3. Set compliance goals. The entire practice team should discuss and agree on quality-of-care goals they want to achieve. These goals when achievable and specific will be a great source of motivation to everyone that they are making a difference in that patient's life.
4. Implement the new compliance protocols. Important to have a "compliance champion" or "patient advocate" to make sure the tasks and protocols are assigned and carried out.
5. Measure and track results. Those practices that measured compliance for specific areas achieved significantly higher compliance in those areas.
6. Celebrate victories! Celebrating success will continue to motivate everyone to focus on compliance issues in many aspects of practice care.
Why Should You Try to Improve Compliance?
Compliance is clearly a quality-of-care issue. If you truly believe that the protocols and recommendations you make, as a practice, are in the best for the patient, you need to be firm in the delivery of that message to the client. Our patients in veterinary practice have no hope of receiving the products and services that are needed for them, if the client fails to hear, understand or follow through on our advice.
Veterinary medicine needs to strive toward 'outcomes assessment'. Human medicine is now becoming very focused on outcomes of treatment. Not only does the clinician need to be concerned about handling the immediate problem as presented, but the length and quality of the patient's remaining life. That is just as true in veterinary medicine. The quality of life of our family pets is often more important to the owner than the actual length of life. This should highlight for us the reason our preventive care protocols and getting client compliance should play such a significant role in every day practice. In the "user pay" world of veterinary medicine, it is significantly cheaper for the owner to provide high quality preventive care, than to deal with the problems caused by lack of client compliance.

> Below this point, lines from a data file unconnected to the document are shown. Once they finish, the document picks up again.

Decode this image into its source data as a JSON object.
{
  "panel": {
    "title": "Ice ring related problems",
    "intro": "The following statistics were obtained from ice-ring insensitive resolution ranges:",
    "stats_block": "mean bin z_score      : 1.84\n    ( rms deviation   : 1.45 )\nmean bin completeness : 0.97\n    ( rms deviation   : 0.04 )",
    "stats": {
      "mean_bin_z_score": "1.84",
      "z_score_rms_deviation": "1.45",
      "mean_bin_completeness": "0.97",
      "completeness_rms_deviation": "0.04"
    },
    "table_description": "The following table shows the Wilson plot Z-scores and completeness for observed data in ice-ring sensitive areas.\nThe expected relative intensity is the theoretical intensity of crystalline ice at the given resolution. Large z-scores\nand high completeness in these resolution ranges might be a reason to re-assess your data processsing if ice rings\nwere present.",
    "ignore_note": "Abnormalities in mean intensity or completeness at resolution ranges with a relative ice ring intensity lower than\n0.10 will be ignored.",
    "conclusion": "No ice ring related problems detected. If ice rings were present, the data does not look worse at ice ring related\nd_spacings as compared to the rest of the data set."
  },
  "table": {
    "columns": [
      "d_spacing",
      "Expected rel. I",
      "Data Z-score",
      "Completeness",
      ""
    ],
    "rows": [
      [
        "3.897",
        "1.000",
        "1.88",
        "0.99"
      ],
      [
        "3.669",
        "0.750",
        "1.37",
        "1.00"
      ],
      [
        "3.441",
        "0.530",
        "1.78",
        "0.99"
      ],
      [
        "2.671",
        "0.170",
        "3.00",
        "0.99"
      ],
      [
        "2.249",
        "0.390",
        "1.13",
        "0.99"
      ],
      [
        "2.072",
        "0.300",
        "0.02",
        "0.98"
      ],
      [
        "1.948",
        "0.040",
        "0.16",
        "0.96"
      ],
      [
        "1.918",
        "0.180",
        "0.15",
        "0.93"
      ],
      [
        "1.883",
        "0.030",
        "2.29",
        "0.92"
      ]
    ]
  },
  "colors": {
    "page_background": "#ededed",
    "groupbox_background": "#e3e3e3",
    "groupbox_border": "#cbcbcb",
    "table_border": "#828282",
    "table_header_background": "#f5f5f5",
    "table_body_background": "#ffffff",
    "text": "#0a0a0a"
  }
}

Financial Benefits to the Practice of Better Client Compliance
While not the primary focus of this study, it was shown conclusively that better client compliance meant significant additional net income to the practice. Having written protocols, ensuring effective recommendations, sending home written materials, follow-up phone calls and auditing records can often be accomplished with no additional staff. Adding an additional person to focus on compliance, will show a substantial improvement to the bottom line of the practice because of the additional patient care provided. This money can be invested in additional equipment, training, continuing education, higher wages or more benefits for everyone on the health care team.
Considering that many owners equate their animal's health as equal to their own, and that an increasing number of them regard pets as family members, it is incumbent on veterinarians to engage the owner in being part of the team that makes good choices for their pets (getting them to be part of the decision making team).
The veterinary profession needs to recognize how many opportunities exist for raising the standard of medical care. By recognizing this, we will improve quality of life and enhance the family-pet-veterinarian relationship. Family and pet may have a very strong bond but without the veterinarian, it may not be in favour of the pet's health.
Compliance Success Means Everyone Wins!
Clinic will see healthier patients, happier clients, higher revenues and a happier practice team.
Clients will be more educated and their pets will have improved quality and length of life.
Reference
1. Compliance facts are from The Path to High Quality Care, AAHA 2002.